Fall 2018 Drexel Mag Cover

Letters to the Editor: Winter/Spring 2019

I have a fondness for good alumni magazines and I’ve never included Drexel’s in that list before. But the fall 2018 issue is stellar. I loved the article on the Beneficial Savings bank reclamation — it was our bank for years when we lived in the city — and the article on the efforts of the Naloxone Outreach Project in Kensington, the factoids on the space program and the clean-up at the Academy of Natural Sciences were all of interest. Keep up the good work. I’m passing this issue along to a friend; I’ve never before felt the magazine merited that tribute. Congratulations on a really fine issue.

JUDITH HAHN TOMAN
BS home economics ’72, MS home economics ’74
Charlotte, North Carolina


Classy glossy mag. The Kline Law building beautifully captures the rich architecture and detail of the historic Beneficial Savings bank building, now well restored and commissioned to a new use.

Drexel’s core science program manifests in four astronaut alumni, as well as probably thousands of engineering alumni like me who have worked in the space program for decades. The International Space Station is a marvel of engineering and ingenuity — an immense structure orbiting some 245 to 250 miles (recent average 405 km equals 248 miles) above Earth in an orbit having an about 51-degree inclination, which allows it to overfly Drexel on occasion.

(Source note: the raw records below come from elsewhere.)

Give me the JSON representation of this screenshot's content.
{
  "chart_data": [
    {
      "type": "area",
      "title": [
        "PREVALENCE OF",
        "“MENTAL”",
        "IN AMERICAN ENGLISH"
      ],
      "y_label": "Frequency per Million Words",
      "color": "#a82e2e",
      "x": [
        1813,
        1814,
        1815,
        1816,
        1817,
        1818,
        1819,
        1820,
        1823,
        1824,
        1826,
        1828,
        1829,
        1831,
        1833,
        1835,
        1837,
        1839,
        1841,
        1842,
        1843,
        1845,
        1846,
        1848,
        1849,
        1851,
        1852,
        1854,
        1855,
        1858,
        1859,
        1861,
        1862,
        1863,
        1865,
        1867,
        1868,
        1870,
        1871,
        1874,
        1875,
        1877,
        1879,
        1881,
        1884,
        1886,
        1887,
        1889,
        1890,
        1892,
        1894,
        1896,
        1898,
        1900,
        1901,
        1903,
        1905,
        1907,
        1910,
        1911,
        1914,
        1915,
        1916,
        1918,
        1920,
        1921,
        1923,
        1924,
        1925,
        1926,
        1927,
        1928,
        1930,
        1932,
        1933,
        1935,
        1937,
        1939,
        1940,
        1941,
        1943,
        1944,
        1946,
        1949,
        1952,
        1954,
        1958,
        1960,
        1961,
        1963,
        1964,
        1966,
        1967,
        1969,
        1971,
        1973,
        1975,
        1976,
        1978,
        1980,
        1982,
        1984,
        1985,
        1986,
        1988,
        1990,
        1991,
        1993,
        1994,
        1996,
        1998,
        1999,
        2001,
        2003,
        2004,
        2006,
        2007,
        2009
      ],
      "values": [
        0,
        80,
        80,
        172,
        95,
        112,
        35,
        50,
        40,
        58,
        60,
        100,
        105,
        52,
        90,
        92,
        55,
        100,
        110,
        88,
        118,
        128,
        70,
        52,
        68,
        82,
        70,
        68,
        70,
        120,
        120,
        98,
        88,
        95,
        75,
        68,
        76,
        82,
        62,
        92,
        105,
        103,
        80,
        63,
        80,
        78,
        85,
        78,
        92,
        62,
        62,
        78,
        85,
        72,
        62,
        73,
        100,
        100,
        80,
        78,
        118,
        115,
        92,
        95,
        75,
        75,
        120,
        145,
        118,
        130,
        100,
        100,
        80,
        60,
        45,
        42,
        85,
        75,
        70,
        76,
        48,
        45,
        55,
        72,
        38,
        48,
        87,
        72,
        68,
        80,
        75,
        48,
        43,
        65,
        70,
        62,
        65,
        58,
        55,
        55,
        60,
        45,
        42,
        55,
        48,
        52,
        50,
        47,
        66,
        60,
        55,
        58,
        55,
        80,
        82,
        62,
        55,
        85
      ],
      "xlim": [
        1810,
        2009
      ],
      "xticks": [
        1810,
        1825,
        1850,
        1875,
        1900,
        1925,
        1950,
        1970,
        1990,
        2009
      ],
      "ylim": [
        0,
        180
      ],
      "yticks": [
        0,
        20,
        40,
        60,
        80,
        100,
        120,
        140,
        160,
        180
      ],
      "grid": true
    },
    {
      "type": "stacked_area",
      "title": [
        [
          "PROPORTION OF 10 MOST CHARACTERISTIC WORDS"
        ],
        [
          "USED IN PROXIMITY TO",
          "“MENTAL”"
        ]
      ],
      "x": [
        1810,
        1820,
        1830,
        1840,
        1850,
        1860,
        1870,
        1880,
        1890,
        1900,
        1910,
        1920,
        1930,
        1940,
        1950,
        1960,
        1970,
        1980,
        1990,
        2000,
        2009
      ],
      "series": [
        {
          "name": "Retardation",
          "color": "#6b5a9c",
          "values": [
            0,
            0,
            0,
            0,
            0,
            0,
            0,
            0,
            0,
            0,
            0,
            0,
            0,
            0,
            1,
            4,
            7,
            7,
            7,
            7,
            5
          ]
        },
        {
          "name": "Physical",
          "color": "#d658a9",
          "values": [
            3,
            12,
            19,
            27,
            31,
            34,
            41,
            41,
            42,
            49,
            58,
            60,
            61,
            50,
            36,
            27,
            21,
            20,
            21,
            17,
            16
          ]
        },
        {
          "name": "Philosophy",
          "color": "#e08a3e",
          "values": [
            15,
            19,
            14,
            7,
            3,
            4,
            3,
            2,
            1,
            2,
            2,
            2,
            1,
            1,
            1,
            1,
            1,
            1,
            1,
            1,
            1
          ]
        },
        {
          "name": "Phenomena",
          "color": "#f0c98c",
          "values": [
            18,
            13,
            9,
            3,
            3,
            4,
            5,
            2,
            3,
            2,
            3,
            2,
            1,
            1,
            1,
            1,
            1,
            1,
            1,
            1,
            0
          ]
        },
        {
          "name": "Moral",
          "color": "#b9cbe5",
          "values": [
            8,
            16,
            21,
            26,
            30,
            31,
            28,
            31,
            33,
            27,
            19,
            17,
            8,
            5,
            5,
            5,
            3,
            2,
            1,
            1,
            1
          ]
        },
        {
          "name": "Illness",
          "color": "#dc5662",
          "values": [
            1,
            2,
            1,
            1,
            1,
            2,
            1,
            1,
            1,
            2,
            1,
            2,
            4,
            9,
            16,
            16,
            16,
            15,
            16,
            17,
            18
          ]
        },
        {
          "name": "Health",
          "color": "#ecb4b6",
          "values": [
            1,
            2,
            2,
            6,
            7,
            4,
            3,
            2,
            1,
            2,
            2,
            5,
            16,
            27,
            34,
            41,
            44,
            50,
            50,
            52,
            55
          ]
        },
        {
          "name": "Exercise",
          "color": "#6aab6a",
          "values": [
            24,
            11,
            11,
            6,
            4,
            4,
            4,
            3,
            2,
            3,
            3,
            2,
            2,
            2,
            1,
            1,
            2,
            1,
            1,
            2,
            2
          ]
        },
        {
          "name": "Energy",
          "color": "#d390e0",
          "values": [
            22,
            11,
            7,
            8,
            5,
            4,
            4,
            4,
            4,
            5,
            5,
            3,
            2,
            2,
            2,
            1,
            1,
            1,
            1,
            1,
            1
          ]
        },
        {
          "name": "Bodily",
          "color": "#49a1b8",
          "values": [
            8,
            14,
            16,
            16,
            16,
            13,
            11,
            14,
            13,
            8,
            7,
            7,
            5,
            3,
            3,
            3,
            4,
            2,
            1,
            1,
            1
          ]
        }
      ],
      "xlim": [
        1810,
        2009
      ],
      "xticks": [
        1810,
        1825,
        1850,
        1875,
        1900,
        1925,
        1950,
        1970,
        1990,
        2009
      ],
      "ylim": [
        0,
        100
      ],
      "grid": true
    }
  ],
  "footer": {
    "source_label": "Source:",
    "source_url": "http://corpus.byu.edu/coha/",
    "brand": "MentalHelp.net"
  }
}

Thus, it is about 245 to 250 miles distant from whatever location on Earth it is directly above, but that cannot be the “average distance” from anywhere on Earth as asserted in the spread on the opening page of the magazine. With an orbital period of about 92 minutes, only 46 minutes after it passes over Drexel and is 245 to 250 miles away, it is half way around the Earth and so it is the diameter of the Earth plus 245 to 250 miles (about 7,918+248 = 8,166 miles) away.

CLEMENT BERARD JR.
MS electrical engineering ’69
Glen Allen, Virginia


Editor’s note: It seems as if there are as many estimates for the space station’s “average distance” from Earth on the internet as there are stars. This editor finally went with 240 miles because it was cited in NASA’s “Reference Guide to the International Space Station:”

“Low-Earth orbit at 51 degrees inclination and at a 90-minute orbit affords ISS a unique vantage point with an altitude of approximately 240 miles (400 kilometers) and an orbital path over 90 percent of the Earth’s population.”

That estimate can only be accurate when the ISS is directly over Drexel, of course.


CORRECTION: In the fall 2018 issue, William Norman (BS ’05, MS ’07) was incorrectly listed in Friends We’ll Miss. Happily, he is alive and well.